Government investment rose 85 percent while tax collection increased by 39.8 percent, Finance Minister Mohamed Maait said in a statement.
“These positive results for the first quarter of the current fiscal year affirm Egypt’s ability to achieve its financial targets for the budget for the current fiscal year,” the minister said.
Egypt’s fiscal year runs from July to June.
Primary budget figures do not factor in interest payments on government debt.
Maait attributed the positive results to Egypt’s economic reforms program, part of an IMF loan deal signed in 2016.
Under the IMF deal Egypt devalued its currency and has been gradually cutting fuel subsidies, putting the finances of tens of millions of Egyptians under strain.
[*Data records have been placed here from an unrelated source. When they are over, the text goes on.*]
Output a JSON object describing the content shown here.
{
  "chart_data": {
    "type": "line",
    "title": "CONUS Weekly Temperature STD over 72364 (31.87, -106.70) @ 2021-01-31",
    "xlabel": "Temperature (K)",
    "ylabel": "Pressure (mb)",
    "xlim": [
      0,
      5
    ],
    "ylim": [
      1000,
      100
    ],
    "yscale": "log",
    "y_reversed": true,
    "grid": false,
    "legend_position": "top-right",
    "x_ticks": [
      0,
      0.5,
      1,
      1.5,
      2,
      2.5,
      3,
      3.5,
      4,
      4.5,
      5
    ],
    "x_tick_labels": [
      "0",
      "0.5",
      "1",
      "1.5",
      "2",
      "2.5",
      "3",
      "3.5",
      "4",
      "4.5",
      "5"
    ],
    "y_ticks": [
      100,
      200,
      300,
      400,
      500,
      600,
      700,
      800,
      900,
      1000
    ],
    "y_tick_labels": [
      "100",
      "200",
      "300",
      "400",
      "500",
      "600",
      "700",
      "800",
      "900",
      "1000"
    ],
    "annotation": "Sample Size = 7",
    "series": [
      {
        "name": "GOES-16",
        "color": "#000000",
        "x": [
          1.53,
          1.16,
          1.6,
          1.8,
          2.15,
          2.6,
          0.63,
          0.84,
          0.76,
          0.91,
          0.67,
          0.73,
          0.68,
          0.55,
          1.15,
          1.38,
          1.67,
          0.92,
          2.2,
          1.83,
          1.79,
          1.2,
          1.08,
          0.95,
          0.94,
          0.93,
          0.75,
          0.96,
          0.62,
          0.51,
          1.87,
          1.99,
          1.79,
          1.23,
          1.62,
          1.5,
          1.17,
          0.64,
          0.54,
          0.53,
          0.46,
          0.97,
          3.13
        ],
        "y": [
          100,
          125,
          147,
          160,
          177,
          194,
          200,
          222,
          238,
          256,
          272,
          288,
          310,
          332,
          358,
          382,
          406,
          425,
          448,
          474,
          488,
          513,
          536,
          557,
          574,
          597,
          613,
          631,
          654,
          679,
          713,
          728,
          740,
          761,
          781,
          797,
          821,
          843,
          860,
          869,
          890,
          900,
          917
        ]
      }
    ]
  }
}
Egypt is pushing ahead with the economic reforms which it sees as essential in attracting foreign investment.
The budget deficit in the first quarter of the current fiscal year was down slightly to 1.9 percent from 2 percent last year, the minister previously said.
Egypt’s economy was hit hard in the turbulent years that followed a 2011 popular uprising which toppled autocrat Hosni Mubarak. The political unrest scared away many tourists and foreign investors, but recently the economy has shown signs of recovery.